Deployment#

A short overview of how the service runs in production. For provisioning, see Infrastructure bootstrap and Set up a new environment.

Runtime topology#

The service runs as a single container on Azure App Service, one App Service plan per environment (dev, staging, prd). The container is built from the Dockerfile in the repo root and pushed to the shared Azure Container Registry by CI.

        flowchart LR
    user[Caller<br/>EspoCRM, etc.]
    appsvc[Azure App Service]
    user -->|HTTPS| appsvc
    appsvc -->|managed identity| kv[Key Vault]
    appsvc -->|AAD token or password| pg[(PostgreSQL)]
    appsvc -->|HTTPS| llm[LLM provider<br/>via LiteLLM]
    

Container lifecycle#

entrypoint.sh runs two things, in order:

  1. python -m qfa.cli.migrate — applies any pending Alembic migrations. Uses a Postgres advisory lock (pg_advisory_lock(LOCK_KEY)) scoped to the connection, so concurrent replicas wait for one migrator to finish and a crashed migrator’s lock auto-releases when its connection closes.

  2. uvicorn qfa.main:app — binds the HTTP server.

Putting migrations before uvicorn means the App Service health probe doesn’t see a half-migrated database. The trade-off: container start time grows with migration time, so keep migrations small.

Database authentication#

Two modes, selected by DB_AUTH_MODE:

  • passwordDB_PASSWORD is read from settings. Simple; suitable for local dev.

  • entra — the SQLAlchemy connection acquires an AAD access token via _AadTokenProvider, caching it and refreshing 120s before expiry. The App Service system-assigned managed identity must be granted the PostgreSQL role (configured by Terraform). This is the production default.

Secrets#

Secrets reach the App Service via Key Vault references, not as plain environment variables:

Secret

Used by

llm-api-key

LLMSettings.api_key

llm-api-base

LLMSettings.api_base

auth-api-keys

AuthSettings.api_keys (parsed as JSON)

Seeding is described in Set up a new environment § 6. Rotation of auth-api-keys is described in API key management.

CI / CD#

Infrastructure changes:

  • PR touching infra/ → CI runs terraform plan automatically.
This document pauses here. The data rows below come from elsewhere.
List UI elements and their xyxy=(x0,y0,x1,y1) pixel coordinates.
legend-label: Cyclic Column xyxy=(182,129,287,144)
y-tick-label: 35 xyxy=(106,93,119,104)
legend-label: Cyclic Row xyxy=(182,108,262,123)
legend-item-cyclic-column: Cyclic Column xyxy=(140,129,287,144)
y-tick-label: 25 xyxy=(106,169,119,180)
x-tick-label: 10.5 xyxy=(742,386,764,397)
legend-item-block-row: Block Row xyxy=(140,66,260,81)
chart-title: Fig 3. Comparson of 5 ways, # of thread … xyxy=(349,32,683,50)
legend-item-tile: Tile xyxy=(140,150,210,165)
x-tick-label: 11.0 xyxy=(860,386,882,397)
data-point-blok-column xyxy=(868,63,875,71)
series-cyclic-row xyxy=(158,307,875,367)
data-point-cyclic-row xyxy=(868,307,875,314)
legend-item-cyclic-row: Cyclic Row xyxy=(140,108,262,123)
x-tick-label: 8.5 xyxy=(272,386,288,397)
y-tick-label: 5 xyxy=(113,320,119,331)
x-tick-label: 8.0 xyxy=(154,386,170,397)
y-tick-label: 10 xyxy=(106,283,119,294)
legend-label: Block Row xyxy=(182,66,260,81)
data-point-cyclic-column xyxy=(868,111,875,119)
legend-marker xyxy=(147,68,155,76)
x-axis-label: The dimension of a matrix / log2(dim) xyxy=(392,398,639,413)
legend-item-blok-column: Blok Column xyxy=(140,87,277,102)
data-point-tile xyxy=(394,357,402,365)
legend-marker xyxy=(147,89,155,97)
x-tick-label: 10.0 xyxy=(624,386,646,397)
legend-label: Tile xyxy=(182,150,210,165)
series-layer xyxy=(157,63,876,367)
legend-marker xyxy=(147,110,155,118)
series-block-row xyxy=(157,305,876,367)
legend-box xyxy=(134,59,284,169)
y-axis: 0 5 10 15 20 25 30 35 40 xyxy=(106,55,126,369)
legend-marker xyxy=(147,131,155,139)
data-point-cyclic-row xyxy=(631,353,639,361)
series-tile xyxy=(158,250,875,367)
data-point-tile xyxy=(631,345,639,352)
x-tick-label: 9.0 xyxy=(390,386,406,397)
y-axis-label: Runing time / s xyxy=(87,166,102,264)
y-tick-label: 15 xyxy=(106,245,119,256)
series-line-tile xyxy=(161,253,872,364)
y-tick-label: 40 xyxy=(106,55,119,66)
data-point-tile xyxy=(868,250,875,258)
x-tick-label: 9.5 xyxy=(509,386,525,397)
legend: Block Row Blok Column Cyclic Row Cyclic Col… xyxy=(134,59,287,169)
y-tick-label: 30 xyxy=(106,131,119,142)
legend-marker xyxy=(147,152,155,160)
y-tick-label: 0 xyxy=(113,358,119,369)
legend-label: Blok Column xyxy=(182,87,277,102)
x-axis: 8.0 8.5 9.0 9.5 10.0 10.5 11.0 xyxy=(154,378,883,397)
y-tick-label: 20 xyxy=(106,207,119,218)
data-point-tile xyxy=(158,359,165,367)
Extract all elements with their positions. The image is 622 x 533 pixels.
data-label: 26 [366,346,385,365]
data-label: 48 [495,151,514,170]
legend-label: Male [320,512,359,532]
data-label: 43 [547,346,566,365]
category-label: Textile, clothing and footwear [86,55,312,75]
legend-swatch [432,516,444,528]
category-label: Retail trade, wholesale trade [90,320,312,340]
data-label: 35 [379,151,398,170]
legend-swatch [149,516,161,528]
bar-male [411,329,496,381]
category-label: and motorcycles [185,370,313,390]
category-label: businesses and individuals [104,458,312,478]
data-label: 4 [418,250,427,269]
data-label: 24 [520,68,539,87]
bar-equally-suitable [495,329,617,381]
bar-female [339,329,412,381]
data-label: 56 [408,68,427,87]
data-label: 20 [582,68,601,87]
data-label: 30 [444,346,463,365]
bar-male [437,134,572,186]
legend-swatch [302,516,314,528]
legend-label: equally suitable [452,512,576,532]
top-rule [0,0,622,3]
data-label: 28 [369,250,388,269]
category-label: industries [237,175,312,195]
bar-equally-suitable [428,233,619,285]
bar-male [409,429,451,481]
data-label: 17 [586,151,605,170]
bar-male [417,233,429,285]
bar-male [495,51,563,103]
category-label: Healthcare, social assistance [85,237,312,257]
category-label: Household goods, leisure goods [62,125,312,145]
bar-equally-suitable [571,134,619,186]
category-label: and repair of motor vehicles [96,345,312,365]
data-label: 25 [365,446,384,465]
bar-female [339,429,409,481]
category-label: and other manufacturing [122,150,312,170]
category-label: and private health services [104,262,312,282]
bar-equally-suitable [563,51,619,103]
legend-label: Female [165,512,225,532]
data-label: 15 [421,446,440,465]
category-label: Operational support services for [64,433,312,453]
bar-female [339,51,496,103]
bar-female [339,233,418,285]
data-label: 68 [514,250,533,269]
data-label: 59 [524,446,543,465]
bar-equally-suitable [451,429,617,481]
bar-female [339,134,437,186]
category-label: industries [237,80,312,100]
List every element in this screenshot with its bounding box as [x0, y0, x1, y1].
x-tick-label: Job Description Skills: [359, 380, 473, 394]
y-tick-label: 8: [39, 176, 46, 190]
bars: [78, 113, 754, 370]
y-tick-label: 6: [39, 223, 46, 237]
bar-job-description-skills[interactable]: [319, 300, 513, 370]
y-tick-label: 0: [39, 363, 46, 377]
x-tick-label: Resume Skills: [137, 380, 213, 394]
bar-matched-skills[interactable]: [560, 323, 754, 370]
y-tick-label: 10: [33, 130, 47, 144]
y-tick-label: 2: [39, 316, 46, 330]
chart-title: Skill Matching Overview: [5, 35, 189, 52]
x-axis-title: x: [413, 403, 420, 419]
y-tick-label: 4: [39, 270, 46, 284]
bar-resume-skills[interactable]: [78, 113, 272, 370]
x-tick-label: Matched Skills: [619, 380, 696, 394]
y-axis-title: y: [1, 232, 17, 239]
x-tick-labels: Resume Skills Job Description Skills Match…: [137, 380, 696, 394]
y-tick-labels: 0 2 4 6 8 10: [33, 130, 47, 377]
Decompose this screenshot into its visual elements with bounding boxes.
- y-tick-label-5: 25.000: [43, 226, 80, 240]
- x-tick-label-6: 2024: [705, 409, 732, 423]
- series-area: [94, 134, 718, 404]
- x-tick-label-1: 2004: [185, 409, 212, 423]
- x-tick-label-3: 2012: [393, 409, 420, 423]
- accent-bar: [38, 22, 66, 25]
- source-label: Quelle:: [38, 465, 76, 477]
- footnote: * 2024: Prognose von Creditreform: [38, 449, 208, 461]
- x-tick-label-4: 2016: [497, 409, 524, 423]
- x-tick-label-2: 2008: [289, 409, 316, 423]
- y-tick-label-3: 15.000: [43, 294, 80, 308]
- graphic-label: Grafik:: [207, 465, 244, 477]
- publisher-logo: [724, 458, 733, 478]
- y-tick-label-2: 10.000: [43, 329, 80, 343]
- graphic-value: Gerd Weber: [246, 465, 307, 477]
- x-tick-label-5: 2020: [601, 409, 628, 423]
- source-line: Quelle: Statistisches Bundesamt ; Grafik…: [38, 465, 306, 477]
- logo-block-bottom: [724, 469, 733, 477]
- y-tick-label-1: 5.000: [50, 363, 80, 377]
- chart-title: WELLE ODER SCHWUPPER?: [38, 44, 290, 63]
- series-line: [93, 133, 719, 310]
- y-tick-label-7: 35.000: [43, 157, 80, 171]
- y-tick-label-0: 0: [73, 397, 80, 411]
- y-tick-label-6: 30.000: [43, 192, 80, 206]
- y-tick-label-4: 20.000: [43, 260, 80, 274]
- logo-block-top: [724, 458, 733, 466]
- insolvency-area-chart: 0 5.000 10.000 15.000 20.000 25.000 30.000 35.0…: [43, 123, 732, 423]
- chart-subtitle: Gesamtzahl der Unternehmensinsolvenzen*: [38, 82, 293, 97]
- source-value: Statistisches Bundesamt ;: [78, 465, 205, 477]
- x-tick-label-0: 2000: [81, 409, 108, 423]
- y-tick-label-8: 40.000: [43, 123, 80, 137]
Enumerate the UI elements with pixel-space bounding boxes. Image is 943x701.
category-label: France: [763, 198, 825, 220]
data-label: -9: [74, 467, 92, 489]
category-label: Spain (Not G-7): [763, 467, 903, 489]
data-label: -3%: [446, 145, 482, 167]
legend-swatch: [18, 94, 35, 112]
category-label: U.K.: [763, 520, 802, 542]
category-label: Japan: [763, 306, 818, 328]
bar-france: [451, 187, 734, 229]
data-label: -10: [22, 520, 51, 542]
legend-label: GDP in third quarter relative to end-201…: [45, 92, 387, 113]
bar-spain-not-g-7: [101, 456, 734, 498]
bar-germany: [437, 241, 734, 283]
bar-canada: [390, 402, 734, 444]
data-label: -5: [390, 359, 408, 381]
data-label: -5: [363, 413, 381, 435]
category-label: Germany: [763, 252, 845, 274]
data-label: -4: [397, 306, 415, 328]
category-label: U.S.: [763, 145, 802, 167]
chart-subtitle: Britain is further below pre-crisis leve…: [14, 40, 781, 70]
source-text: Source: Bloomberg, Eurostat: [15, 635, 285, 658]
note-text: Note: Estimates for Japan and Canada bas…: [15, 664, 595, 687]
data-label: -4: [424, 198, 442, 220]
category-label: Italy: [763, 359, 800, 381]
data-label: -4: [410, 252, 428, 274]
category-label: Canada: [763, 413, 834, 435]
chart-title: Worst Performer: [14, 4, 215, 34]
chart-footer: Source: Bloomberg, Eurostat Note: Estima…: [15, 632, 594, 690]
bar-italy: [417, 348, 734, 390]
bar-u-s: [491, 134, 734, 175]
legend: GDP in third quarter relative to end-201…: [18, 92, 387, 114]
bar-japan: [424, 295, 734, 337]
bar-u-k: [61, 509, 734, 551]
  • Merge to main → trigger terraform apply manually from the Actions tab.

Application changes:

  • Merge to main → CI builds the container, pushes to ACR, and deploys to the target App Service. Branch protection and deployment gating are configured per environment in the GitHub Actions workflow.

Recovering from common situations#

  • Migration is stuck. Check pg_locks for the advisory lock; if it’s held by a dead session, the lock will release on connection close (a few seconds at most). If it doesn’t, manually kill the holding backend with pg_terminate_backend(pid).

  • Managed identity recreated (after terraform destroy/rebuild) — re-run steps 4 and 5 of Set up a new environment for the affected environment to refresh AZ_CLIENT_ID.

  • Usage tracking is broken but app must keep serving requests. Set DB_TRACK_USAGE=false and redeploy. The orchestrator does not depend on the DB for its core operations.